Cátia Guimarães - EPSJV/Fiocruz | 16/05/2022 13h40 - Atualizado em 01/07/2022 09h40

É correto dizer que a sucessão de medidas de redução de direitos e precarização do trabalho, no Brasil e no mundo, fez com que as pautas nesse campo se reduzissem, prendendo-se a uma dimensão mais reativa e abrindo mão de pautas mais ambiciosas, como a redução da jornada de trabalho?
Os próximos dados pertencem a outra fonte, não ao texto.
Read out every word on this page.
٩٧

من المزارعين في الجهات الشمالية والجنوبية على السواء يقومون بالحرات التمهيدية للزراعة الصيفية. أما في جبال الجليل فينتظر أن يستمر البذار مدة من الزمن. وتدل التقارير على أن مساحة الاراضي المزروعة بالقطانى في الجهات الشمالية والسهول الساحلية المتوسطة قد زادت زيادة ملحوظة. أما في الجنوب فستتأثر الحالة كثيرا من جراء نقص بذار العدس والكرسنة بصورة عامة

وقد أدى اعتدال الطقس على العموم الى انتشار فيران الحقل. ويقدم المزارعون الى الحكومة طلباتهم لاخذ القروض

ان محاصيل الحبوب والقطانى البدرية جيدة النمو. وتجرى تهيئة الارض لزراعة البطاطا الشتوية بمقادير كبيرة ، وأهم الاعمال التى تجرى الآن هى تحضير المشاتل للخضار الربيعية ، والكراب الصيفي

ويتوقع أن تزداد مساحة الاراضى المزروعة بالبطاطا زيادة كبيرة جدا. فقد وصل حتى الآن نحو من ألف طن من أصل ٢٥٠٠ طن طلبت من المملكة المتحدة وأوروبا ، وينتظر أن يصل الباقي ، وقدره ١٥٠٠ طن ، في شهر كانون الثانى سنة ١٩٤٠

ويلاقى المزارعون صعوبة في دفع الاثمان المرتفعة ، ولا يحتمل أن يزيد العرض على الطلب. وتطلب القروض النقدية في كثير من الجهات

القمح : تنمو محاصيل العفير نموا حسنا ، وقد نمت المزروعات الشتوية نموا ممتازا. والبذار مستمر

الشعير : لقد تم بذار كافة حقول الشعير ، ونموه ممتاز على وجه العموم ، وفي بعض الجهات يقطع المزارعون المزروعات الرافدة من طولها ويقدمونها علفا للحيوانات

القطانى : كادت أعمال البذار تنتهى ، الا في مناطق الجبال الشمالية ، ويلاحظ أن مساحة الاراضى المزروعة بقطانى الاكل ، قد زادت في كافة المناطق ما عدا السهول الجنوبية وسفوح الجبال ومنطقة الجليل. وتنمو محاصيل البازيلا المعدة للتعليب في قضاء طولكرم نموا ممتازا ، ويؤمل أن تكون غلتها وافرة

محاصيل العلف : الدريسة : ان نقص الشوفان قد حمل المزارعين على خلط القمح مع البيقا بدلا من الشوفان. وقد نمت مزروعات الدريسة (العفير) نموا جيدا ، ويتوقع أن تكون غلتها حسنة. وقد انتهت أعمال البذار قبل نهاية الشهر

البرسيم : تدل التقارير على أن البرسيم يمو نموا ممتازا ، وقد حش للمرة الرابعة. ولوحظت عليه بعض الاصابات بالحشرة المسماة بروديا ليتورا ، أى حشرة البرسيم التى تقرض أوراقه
Quando o movimento sindical está sendo atacado, a energia toda é usada para reagir e, pelo menos, não perder o que já se tem. Dentro e fora do Brasil, a pauta da redução da jornada de trabalho aparece, de uma forma geral, quando se tem um governo que teoricamente aponta para essa possibilidade. Na França, que reduziu a jornada para 35 horas [semanais], havia um governo que já estava indicando que essa seria uma possibilidade. Isso não significa que ela não estivesse na pauta do movimento sindical: sempre esteve, mas não com aquela força total. A última campanha pela redução da jornada de trabalho sem redução de salário que houve no Brasil começou em 2003, exatamente no contexto de um governo que não estava ali para destruir [o movimento sindical]. Mas, mesmo nesse governo, [essa conquista] não foi possível. Foi uma campanha forte, com a união de todas as centrais sindicais e do Dieese, onde eu trabalhava naquele momento. Apesar de ter um governo de alguma forma favorável, existe um poder muito grande do capital que impede a redução da jornada de trabalho. Mesmo que naquele período no Brasil não tenha havido retrocesso, a gente também não conseguiu avançar porque o tempo de trabalho está no centro da disputa entre trabalho e capital. Enquanto o capital olha o tempo de trabalho como um custo e tenta o tempo todo reduzir esse custo, para o trabalhador é o contrário: tempo de não trabalho significa o tempo que se tem para a vida. Então, ele vai fazer um movimento contrário, de tentar reduzir esse tempo.

A gente tem exemplos concretos no mundo hoje de vitória ou maior permeabilidade dessa pauta?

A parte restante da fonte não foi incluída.